Mia’s final audition is the centrepiece of the story, a referendum on her career and on her relationship. She sings about an intrepid aunt who inspired her to become an actress, her anecdote blossoming into an ode to the fools who dare to dream. The emotion is there on Stone’s face, but it can’t be heard. She struggles to dig deeper as the key modulates and the music flourishes around her, and it doesn’t help that the chorus consists of exactly the same figure repeated four times in a row. This is the emotional climax of the film. It has to land, and it doesn’t.

It’s no coincidence that all of the tunes acquit themselves much better as incidental music, set for jaunty ensembles of vibraphone chirps and plucks of upright bass rather than to lacklustre voice. Do splash out for the mega extra super complete version of the soundtrack. Brief, charming nuggets of tune abound.
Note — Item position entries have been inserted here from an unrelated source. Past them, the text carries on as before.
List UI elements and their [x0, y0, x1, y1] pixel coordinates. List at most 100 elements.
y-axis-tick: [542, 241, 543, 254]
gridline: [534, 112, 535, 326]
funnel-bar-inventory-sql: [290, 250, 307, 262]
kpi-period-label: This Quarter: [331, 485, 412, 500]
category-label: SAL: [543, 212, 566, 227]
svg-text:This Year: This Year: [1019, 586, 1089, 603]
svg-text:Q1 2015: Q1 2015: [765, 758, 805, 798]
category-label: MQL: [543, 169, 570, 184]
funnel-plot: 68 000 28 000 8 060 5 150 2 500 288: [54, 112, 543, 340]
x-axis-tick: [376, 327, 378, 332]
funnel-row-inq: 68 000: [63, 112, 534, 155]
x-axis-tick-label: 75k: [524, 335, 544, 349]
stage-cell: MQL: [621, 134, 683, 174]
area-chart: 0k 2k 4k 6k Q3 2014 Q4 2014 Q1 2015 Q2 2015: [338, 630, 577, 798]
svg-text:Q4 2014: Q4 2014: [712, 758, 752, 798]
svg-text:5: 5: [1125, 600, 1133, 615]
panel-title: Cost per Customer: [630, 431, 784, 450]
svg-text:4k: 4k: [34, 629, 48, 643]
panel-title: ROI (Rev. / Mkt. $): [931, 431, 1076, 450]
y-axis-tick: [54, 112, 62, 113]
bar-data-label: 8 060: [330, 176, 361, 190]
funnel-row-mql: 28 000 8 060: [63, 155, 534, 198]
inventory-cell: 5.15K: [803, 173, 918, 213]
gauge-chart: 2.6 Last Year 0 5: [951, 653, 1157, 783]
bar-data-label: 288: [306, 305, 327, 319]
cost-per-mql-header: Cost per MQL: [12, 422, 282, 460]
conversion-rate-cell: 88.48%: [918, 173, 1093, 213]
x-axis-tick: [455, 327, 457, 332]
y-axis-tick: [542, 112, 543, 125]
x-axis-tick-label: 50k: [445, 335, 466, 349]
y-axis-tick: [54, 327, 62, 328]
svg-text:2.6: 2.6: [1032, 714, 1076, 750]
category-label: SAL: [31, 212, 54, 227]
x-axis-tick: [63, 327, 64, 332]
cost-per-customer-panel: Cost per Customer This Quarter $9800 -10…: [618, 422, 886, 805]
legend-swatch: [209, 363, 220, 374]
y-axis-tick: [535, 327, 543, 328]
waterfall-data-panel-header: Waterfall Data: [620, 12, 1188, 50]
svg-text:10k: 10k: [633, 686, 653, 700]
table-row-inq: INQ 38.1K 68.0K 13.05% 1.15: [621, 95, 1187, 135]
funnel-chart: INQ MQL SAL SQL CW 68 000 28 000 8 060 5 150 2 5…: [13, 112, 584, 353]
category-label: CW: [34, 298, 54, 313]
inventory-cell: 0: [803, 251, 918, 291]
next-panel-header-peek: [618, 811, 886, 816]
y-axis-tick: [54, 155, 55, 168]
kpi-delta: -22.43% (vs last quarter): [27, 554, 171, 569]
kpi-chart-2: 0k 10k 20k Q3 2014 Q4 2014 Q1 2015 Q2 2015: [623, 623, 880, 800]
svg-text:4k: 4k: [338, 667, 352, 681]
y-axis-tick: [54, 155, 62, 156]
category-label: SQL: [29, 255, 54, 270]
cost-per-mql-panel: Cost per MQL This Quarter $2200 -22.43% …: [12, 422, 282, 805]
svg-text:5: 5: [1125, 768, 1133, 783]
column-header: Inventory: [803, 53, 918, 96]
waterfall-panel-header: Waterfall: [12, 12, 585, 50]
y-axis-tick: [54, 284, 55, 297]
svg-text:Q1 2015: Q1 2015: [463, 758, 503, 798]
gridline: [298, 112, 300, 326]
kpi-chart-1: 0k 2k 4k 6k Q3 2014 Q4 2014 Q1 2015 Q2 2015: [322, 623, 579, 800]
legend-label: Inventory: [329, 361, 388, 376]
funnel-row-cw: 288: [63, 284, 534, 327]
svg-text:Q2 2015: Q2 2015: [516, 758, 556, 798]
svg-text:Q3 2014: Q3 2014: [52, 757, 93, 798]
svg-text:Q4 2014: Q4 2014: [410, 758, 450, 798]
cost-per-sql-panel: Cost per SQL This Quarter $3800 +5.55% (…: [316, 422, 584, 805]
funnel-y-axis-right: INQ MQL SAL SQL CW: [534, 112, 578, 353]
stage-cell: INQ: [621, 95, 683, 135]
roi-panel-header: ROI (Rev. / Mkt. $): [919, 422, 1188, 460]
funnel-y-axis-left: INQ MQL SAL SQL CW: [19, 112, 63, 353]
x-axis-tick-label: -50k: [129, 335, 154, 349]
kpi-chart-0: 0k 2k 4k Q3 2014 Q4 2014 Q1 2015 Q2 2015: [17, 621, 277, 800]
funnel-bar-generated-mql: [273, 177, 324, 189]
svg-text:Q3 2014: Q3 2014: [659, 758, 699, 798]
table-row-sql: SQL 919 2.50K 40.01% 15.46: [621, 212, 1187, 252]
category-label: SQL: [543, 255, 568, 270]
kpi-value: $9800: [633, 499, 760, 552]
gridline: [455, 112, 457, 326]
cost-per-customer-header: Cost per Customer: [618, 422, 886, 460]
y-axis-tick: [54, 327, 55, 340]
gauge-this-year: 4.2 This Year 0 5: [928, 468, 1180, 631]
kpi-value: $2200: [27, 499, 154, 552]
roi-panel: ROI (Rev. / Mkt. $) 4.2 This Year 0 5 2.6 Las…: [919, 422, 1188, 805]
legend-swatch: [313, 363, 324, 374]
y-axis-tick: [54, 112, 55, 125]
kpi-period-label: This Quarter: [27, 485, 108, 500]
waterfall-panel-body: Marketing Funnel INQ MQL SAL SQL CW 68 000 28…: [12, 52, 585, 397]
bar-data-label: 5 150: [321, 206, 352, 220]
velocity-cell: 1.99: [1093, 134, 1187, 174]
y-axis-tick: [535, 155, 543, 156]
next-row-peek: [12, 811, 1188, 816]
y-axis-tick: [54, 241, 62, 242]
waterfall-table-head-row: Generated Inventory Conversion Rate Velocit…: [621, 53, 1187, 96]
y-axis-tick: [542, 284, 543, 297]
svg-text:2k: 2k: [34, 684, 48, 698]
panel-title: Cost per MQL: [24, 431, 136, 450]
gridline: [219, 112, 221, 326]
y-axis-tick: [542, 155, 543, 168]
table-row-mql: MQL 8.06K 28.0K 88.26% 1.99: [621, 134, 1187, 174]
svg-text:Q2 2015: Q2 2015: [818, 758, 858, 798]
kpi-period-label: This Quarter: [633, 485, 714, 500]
I’ve written before about my snobbishness. You may find the music of La La Land more to your taste than I did, to say nothing of the glamorous Emma Stone and the glorious cinematography, each separately worth the price of admission. She has elevated no shortage of undercooked movies before (see Zombieland, The Amazing Spider-Man, Aloha, The Amazing Spider-Man 2) and when provided with something not without its flaws but altogether much more robust, the Oscar she earned for Best Actress starts to look more and more inevitable. And that enchanting planetarium sequence is something to behold.


Should a film be congratulated for doing something different if that something different is blatant pandering, however well executed? Your mileage may vary. La La Land promises to whisk you away to a heightened reality of colour and music, if just for a few hours, and delivers solidly on that promise. The fools who dream indeed. It wouldn't have hurt to dream a little differently, but dream they did.